I used the POP909 dataset, a collection of 909 professional MIDI arrangements of pop songs. To prepare the data, I created a custom tokenization pipeline that converted each MIDI file into a flat sequence of symbolic tokens (note on/off, velocity, duration, time shift). This was implemented through a MidiEventProcessor class, which:

  • Encoded each note into symbolic events with timing and velocity
  • Supported polyphonic sequences with overlapping notes
  • Included bar and position tokens for temporal structure

I used these tokens to construct a vocabulary and convert the dataset into sequences suitable for training the model.
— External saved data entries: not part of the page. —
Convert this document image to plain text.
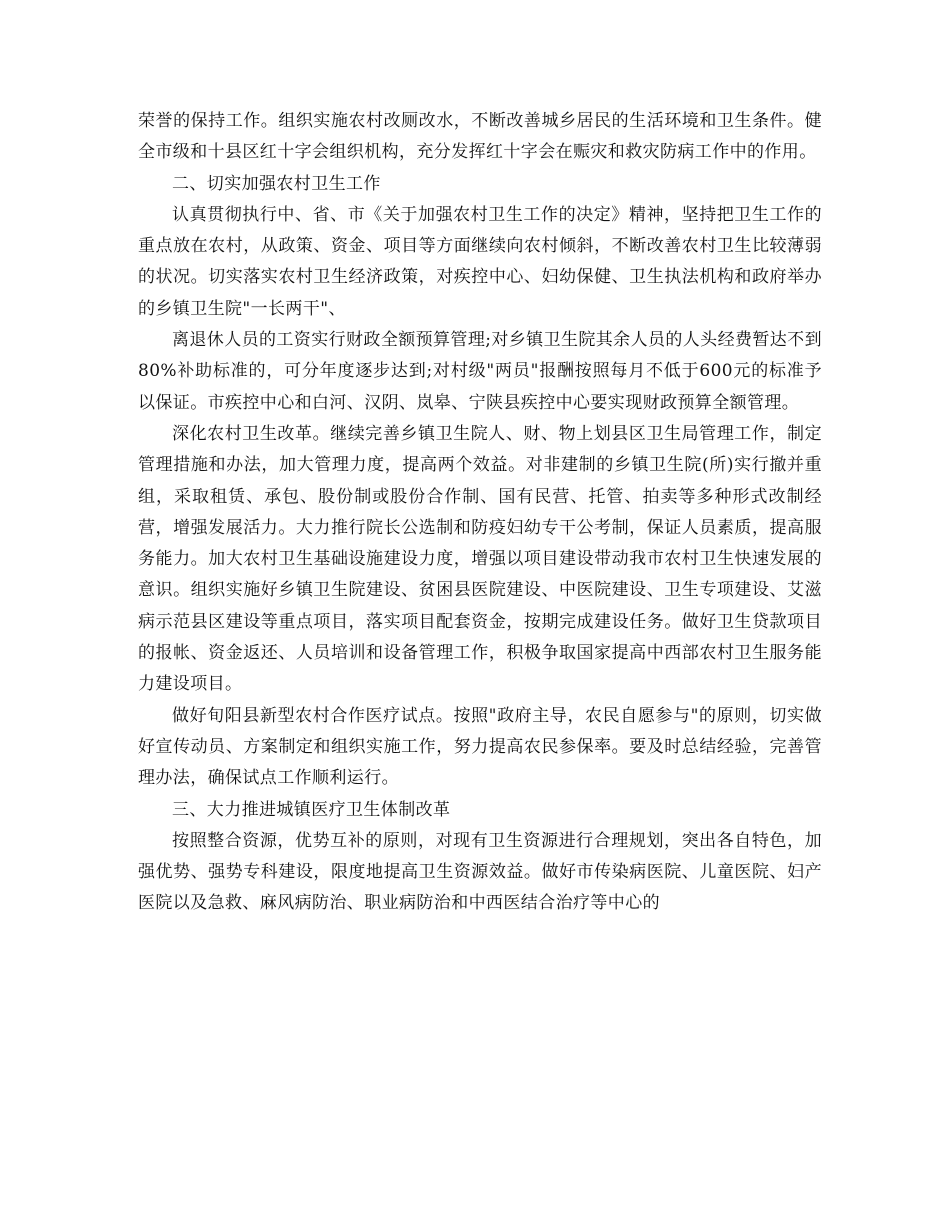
荣誉的保持工作。组织实施农村改厕改水，不断改善城乡居民的生活环境和卫生条件。健全市级和十县区红十字会组织机构，充分发挥红十字会在赈灾和救灾防病工作中的作用。

二、切实加强农村卫生工作

认真贯彻执行中、省、市《关于加强农村卫生工作的决定》精神，坚持把卫生工作的重点放在农村，从政策、资金、项目等方面继续向农村倾斜，不断改善农村卫生比较薄弱的状况。切实落实农村卫生经济政策，对疾控中心、妇幼保健、卫生执法机构和政府举办的乡镇卫生院"一长两干"、

离退休人员的工资实行财政全额预算管理;对乡镇卫生院其余人员的人头经费暂达不到80%补助标准的，可分年度逐步达到;对村级"两员"报酬按照每月不低于600元的标准予以保证。市疾控中心和白河、汉阴、岚皋、宁陕县疾控中心要实现财政预算全额管理。

深化农村卫生改革。继续完善乡镇卫生院人、财、物上划县区卫生局管理工作，制定管理措施和办法，加大管理力度，提高两个效益。对非建制的乡镇卫生院(所)实行撤并重组，采取租赁、承包、股份制或股份合作制、国有民营、托管、拍卖等多种形式改制经营，增强发展活力。大力推行院长公选制和防疫妇幼专干公考制，保证人员素质，提高服务能力。加大农村卫生基础设施建设力度，增强以项目建设带动我市农村卫生快速发展的意识。组织实施好乡镇卫生院建设、贫困县医院建设、中医院建设、卫生专项建设、艾滋病示范县区建设等重点项目，落实项目配套资金，按期完成建设任务。做好卫生贷款项目的报帐、资金返还、人员培训和设备管理工作，积极争取国家提高中西部农村卫生服务能力建设项目。

做好旬阳县新型农村合作医疗试点。按照"政府主导，农民自愿参与"的原则，切实做好宣传动员、方案制定和组织实施工作，努力提高农民参保率。要及时总结经验，完善管理办法，确保试点工作顺利运行。

三、大力推进城镇医疗卫生体制改革

按照整合资源，优势互补的原则，对现有卫生资源进行合理规划，突出各自特色，加强优势、强势专科建设，限度地提高卫生资源效益。做好市传染病医院、儿童医院、妇产医院以及急救、麻风病防治、职业病防治和中西医结合治疗等中心的
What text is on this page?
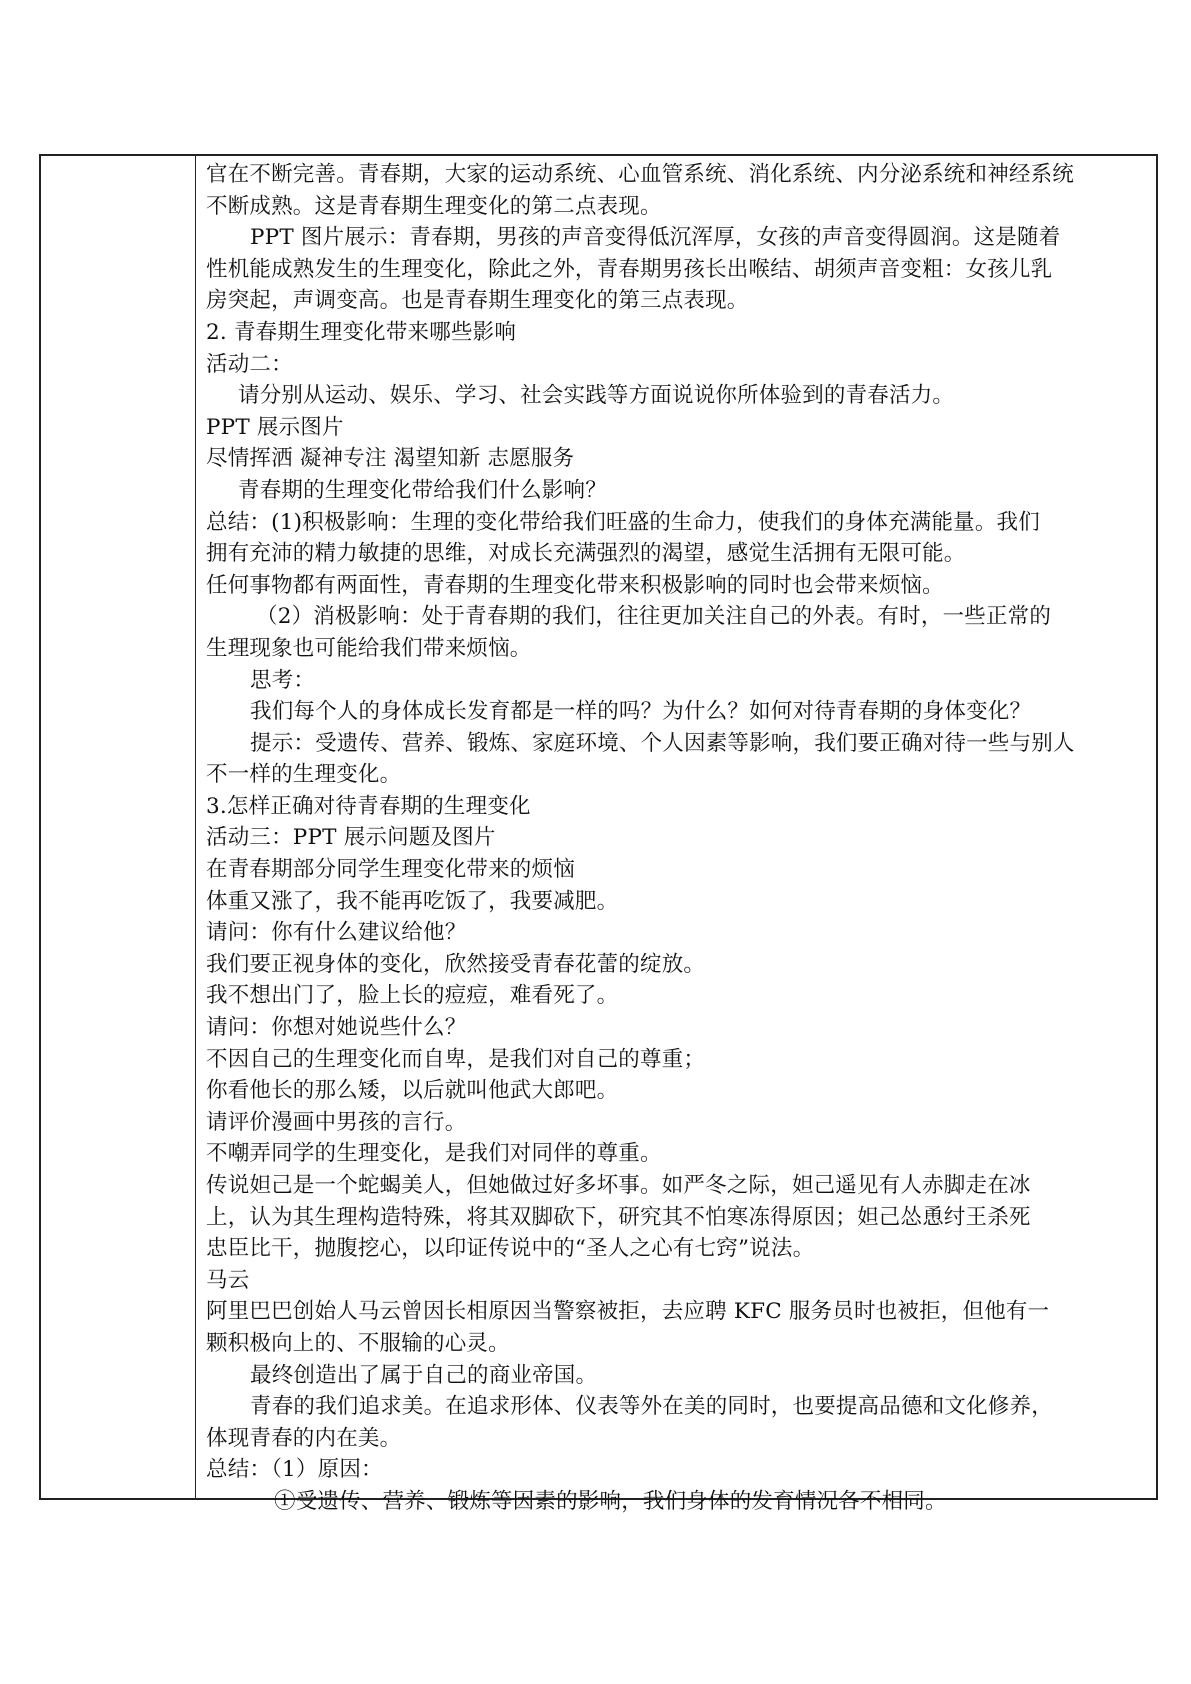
官在不断完善。青春期，大家的运动系统、心血管系统、消化系统、内分泌系统和神经系统
不断成熟。这是青春期生理变化的第二点表现。
PPT 图片展示：青春期，男孩的声音变得低沉浑厚，女孩的声音变得圆润。这是随着
性机能成熟发生的生理变化，除此之外，青春期男孩长出喉结、胡须声音变粗：女孩儿乳
房突起，声调变高。也是青春期生理变化的第三点表现。
2. 青春期生理变化带来哪些影响
活动二：
请分别从运动、娱乐、学习、社会实践等方面说说你所体验到的青春活力。
PPT 展示图片
尽情挥洒 凝神专注 渴望知新 志愿服务
青春期的生理变化带给我们什么影响？
总结：(1)积极影响：生理的变化带给我们旺盛的生命力，使我们的身体充满能量。我们
拥有充沛的精力敏捷的思维，对成长充满强烈的渴望，感觉生活拥有无限可能。
任何事物都有两面性，青春期的生理变化带来积极影响的同时也会带来烦恼。
（2）消极影响：处于青春期的我们，往往更加关注自己的外表。有时，一些正常的
生理现象也可能给我们带来烦恼。
思考：
我们每个人的身体成长发育都是一样的吗？为什么？如何对待青春期的身体变化？
提示：受遗传、营养、锻炼、家庭环境、个人因素等影响，我们要正确对待一些与别人
不一样的生理变化。
3.怎样正确对待青春期的生理变化
活动三：PPT 展示问题及图片
在青春期部分同学生理变化带来的烦恼
体重又涨了，我不能再吃饭了，我要减肥。
请问：你有什么建议给他？
我们要正视身体的变化，欣然接受青春花蕾的绽放。
我不想出门了，脸上长的痘痘，难看死了。
请问：你想对她说些什么？
不因自己的生理变化而自卑，是我们对自己的尊重；
你看他长的那么矮，以后就叫他武大郎吧。
请评价漫画中男孩的言行。
不嘲弄同学的生理变化，是我们对同伴的尊重。
传说妲己是一个蛇蝎美人，但她做过好多坏事。如严冬之际，妲己遥见有人赤脚走在冰
上，认为其生理构造特殊，将其双脚砍下，研究其不怕寒冻得原因；妲己怂恿纣王杀死
忠臣比干，抛腹挖心，以印证传说中的“圣人之心有七窍”说法。
马云
阿里巴巴创始人马云曾因长相原因当警察被拒，去应聘 KFC 服务员时也被拒，但他有一
颗积极向上的、不服输的心灵。
最终创造出了属于自己的商业帝国。
青春的我们追求美。在追求形体、仪表等外在美的同时，也要提高品德和文化修养，
体现青春的内在美。
总结：（1）原因：
①受遗传、营养、锻炼等因素的影响，我们身体的发育情况各不相同。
Music Transformer Architecture

I implemented the Music Transformer based on Huang et al. (2018). The model uses:

  • Relative positional attention to capture long-term musical structure
  • Six decoder layers with self-attention and feedforward blocks
  • Sinusoidal positional encodings for token position awareness
  • A final projection layer to map hidden states to token predictions

I trained the model using cross-entropy loss and a look-ahead mask to maintain autoregressive prediction. Key hyperparameters included:

  • 350 training epochs
  • Batch size: 8
  • Adam optimizer with a 0.001 learning rate
  • Dropout and label smoothing for regularization

I trained the model entirely from scratch using my tokenized version of POP909. I also trained a separate version on pre-tokenized .pickle files provided in the original Music Transformer repository for comparison.

Music Generation

To generate music, I used autoregressive sampling starting with a special start-of-sequence token. I generated 1024 tokens per sequence, which correspond to about 30–45 seconds of symbolic music in MIDI format.

Evaluation Metrics

To assess model quality, I evaluated both predictive accuracy and musical characteristics. I computed:

  • Perplexity to measure prediction uncertainty
  • Note density (notes/sec) to gauge musical activity
  • Polyphony rate to assess harmonic richness
  • Unique 4-gram ratio to evaluate musical variation
Model Perplexity Note Density Polyphony Rate Unique 4-gram Ratio
LSTM (Baseline) 13.92 6.71 0.90 0.98
Music Transformer 65.22 3.55 0.99 0.97
POP909 Dataset Avg 6.88 0.90 0.58

Although the Music Transformer had higher perplexity, it produced compositions with greater harmonic depth and variation compared to the LSTM baseline. However, its lower note density and high perplexity suggested undertraining, likely due to limited compute time and smaller batch size.

Takeaways

This project allowed me to explore how Transformer architectures can be used for creative sequence generation beyond text. I learned how to:

  • Design tokenization schemes for symbolic data like MIDI
  • Adapt existing deep learning architectures for new domains
  • Train models from scratch on structured musical data
  • Evaluate generated sequences both statistically and musically

Even though my model didn’t reach the perplexity levels of state-of-the-art approaches like the Pop Music Transformer, it successfully learned to generate varied and harmonically rich music. This project showed me the potential of combining symbolic encoding with deep learning to enable machine-composed music.